The consumer may expect that lower overheads and better operating margins in these circumstances may lead to lower unit costs, and hence to lower prices and more services.

One could add that the Government could also benefit from lower unit costs and prices by reducing dispensing fees and the allowable mark-up on medicine wholesale prices.

On the other side of the coin, the alleged benefits were:

  • underpinning the ease of Australians’ access to community pharmacies wherever they live;
  • assisting the efficient allocation of scarce public resources on pharmacy services, and medicines generally;
  • improving the capability to link community pharmacy, through professional proprietorial involvement, to overall health care provision and multi-disciplinary service provision;
  • promoting industry-wide awareness of professional pharmacy objectives as well as commercial objectives; and
  • maintaining a direct line of accountability for professional services conducted in pharmacies.

It is not at all clear that restricting pharmacy ownership to pharmacists has a positive impact on access in rural areas.  Were Boots, Walgreens or CVS ever to be allowed into the market, they may find it easy to persuade a young pharmacist to spend three years on rotation in a rural area on a promise of a later job in town.

The “efficient allocation of resources argument” correctly notes that pharmacists provide diagnosis and treatment for minor ailments, thus saving the health system money.  It then asserts without evidence that pharmacy-owning pharmacists are more likely to provide these services.

There is then a somewhat bizarre argument that dealing with the Guild (as an organisation of pharmacy-owning pharmacists) had allowed the Commonwealth to achieve savings through the community pharmacy agreements.

The last three arguments essentially boil down to a claim that pharmacist-owners need to be in charge to ensure professional behaviour:

A benefit of restricting pharmacy ownership is that a pharmacist proprietor is arguably more likely to place professional judgments before commercial considerations than a nonpharmacist or, as it is sometimes expressed, “put people before profit”. This assumes that a pharmacist is prepared not to sell or provide a given medicine or service to a consumer, if there is a professional judgment that the sale would be unwise or unnecessary.

Readers who remember the “fries and coke” deal between the Guild and Blackmores to sell complementary medicine in association with some prescriptions[3] may be inclined to discount this benefit somewhat.  So would readers finding homeopathic remedies on pharmacy shelves, given the NHMRC’s recent finding, after an exhaustive review of the evidence, that “there is no reliable evidence that homeopathy is effective for treating health conditions”[4].

In any event, since 2000 the restrictions on pharmacy ownership have been maintained.  At regular intervals (usually just before an election) the Guild extracts commitments from both major political parties not to weaken those restrictions, and in particular not to let supermarkets enter the pharmacy business.

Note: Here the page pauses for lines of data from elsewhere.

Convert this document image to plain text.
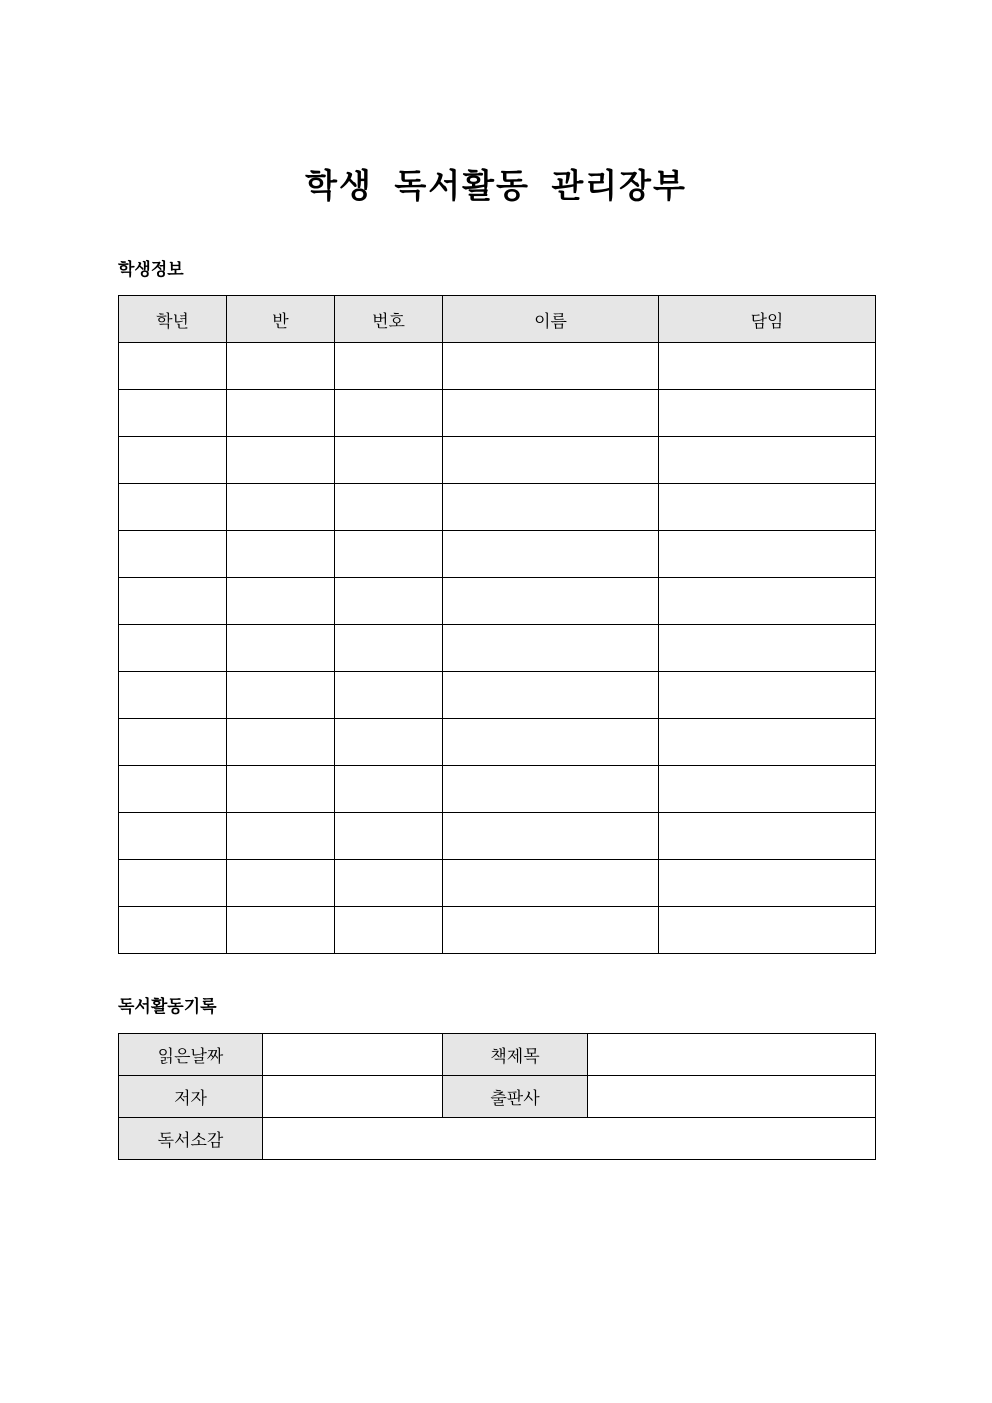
학생 독서활동 관리장부
학생정보
학년	반	번호	이름	담임

독서활동기록
읽은날짜		책제목	
저자		출판사	
독서소감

Minister Dutton at a pharmacy conference in March “re-committed to the government’s pre-election undertaking that retail giants will not be allowed into pharmacy” – a statement “greeted with pleasure by Guild national president George Tambassis”[5].

Over a quarter of PBS expenditure goes on supply chain remuneration[6]. While it is hard to identify exactly the distribution between the wholesaler and the pharmacy, estimates are that around 15% of PBS expenditure finishes up in the hands of the pharmacist. That works out at well over $250,000 per pharmacy annually, including a 10% mark-up and a $6.60 dispensing fee.  (In addition, pharmacies are remunerated for scripts that cost less than the general co-payment.)

Would greater competition allow the Government to pay less for dispensing PBS scripts?  Surely a Government interested in market solutions, competition and fixing the “Budget emergency” would want to give it a go.  At the very least, given it is almost fifteen years since the last review, it should commission a hard-edged re-examination of the current restrictions on ownership.